Nazi Party leaders in Germany’s regions were to be the recruiting agents for the new secret formations. Some 5,000 fighters were subsequently given instruction in guerrilla warfare, with most of those drawn from the Hitler Youth and the SS. However, these soldiers were hamstrung by the same problems facing the rest of the German army. Namely, they had a critical lack of supplies and equipment.
The training of the would-be Werewolves involved instruction in making improvised bombs, assassination and arson attacks. One somewhat bizarre tactic that the die-hard Nazis were to learn was the ability to leap into a guard post and kill the occupant in a single silent action. The weapon for this deadly activity was to be a yard of string.
In fact, it was apparent to some Nazis that the whole Werewolf operation was almost certainly doomed to failure. For example, SS Obersturmbannführer Otto Skorzeny, a battle-hardened soldier, was tasked with training the Werewolves in early 1945; moreover, he was of the opinion that these units would never be capable of posing a real threat to the invading enemy.
And those on the Allies’ side seemed to recognize that the German units were intending to fight in enemy territory. At least, an August 1944 report in the British News Chronicle theorized as much. It read, “The war will go on – underground. Allied military patrols will be ambushed… administrators assassinated… commanders will die mysteriously. Hitler and the Nazis – particularly Himmler – have learned from their own bitter experience how effective the underground resistance can be.”

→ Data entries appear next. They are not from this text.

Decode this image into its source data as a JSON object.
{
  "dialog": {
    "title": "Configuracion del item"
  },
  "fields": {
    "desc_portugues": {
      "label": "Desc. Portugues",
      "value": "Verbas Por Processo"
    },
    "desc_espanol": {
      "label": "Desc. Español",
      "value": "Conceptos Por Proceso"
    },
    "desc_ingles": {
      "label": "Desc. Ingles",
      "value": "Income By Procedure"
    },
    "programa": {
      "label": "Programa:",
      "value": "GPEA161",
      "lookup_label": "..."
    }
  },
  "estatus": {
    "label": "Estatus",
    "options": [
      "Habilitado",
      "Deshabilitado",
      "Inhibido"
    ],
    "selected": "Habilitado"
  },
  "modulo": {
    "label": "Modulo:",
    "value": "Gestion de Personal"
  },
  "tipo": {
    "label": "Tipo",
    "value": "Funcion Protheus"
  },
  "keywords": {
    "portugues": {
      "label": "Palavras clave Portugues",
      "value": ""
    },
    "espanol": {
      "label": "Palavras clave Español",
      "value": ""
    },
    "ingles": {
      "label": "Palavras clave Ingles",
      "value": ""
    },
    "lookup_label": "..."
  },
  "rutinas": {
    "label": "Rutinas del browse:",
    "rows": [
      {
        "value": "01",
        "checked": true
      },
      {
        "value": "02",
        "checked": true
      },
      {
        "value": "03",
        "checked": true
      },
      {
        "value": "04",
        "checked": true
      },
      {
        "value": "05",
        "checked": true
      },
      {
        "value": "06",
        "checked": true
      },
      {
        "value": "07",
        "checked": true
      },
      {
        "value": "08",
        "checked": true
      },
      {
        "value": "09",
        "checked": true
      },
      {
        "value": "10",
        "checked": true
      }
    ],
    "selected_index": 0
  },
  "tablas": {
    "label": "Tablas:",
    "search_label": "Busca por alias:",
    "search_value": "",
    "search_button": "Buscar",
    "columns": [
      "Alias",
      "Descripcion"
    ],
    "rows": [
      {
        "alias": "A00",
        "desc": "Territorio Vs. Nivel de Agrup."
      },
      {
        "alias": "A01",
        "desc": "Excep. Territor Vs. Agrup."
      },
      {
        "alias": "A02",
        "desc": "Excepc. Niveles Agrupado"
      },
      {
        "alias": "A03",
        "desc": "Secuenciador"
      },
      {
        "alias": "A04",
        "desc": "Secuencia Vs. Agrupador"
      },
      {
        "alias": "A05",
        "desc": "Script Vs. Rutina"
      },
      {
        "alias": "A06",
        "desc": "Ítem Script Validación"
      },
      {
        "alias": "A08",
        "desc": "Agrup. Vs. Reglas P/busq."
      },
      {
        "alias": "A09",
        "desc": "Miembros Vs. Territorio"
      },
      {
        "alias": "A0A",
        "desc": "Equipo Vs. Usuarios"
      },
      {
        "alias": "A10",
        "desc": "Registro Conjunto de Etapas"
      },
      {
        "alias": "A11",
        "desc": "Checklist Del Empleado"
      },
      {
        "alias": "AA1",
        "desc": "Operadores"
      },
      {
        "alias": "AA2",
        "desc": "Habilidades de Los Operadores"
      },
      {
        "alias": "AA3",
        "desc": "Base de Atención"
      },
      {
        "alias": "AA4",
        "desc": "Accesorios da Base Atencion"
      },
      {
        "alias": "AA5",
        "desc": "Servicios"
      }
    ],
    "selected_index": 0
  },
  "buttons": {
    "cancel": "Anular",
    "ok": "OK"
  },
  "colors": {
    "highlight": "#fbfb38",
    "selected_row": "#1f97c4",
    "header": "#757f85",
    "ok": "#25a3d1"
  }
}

What’s more, the American press also played its part in the rumor mill. In January 1945, for instance, Collier’s magazine published a piece about secret Nazi resistance plans. That story was, furthermore, supported by a quote from Nazi propaganda head Joseph Goebbels. This read, “The enemy (invading German territory) will be taken in the rear by the fanatical population, which will ceaselessly worry him, tie down strong forces and allow him no rest or exploitation of any possible success.”
And in March 1945 Goebbels would go on to reaffirm his belief in such a tactic. Specifically, in his so-called “Werewolf speech,” he demanded that the German people all join forces in battling the enemy. This was, though, something of a radical departure from the original Operation Werewolf plan, which asserted that only organized military forces should oppose the Allies on German soil.
Then, mere weeks after Goebbels’ proclamation, Radio Werwolf was established, its broadcasts introduced by the noise of a howling wolf. Its first transmission, furthermore, chillingly stated that “every Bolshevik, every Englishman, every American on our soil must be a target for our movement… Any German, whatever his profession or class, who puts himself at the service of the enemy and collaborates with him will feel the effect of our avenging hand.”
The Allies were familiar with Radio Werwolf, however, and the content of the station’s broadcasts was duplicated in both British and American newspapers. Meanwhile, American station Armed Forces Radio attempted to counteract the propaganda from the Germans. In one of its transmissions, it even went so far as to assert that “every friendly German civilian is a disguised soldier of hate… In heart, body and spirit, every German is Hitler.”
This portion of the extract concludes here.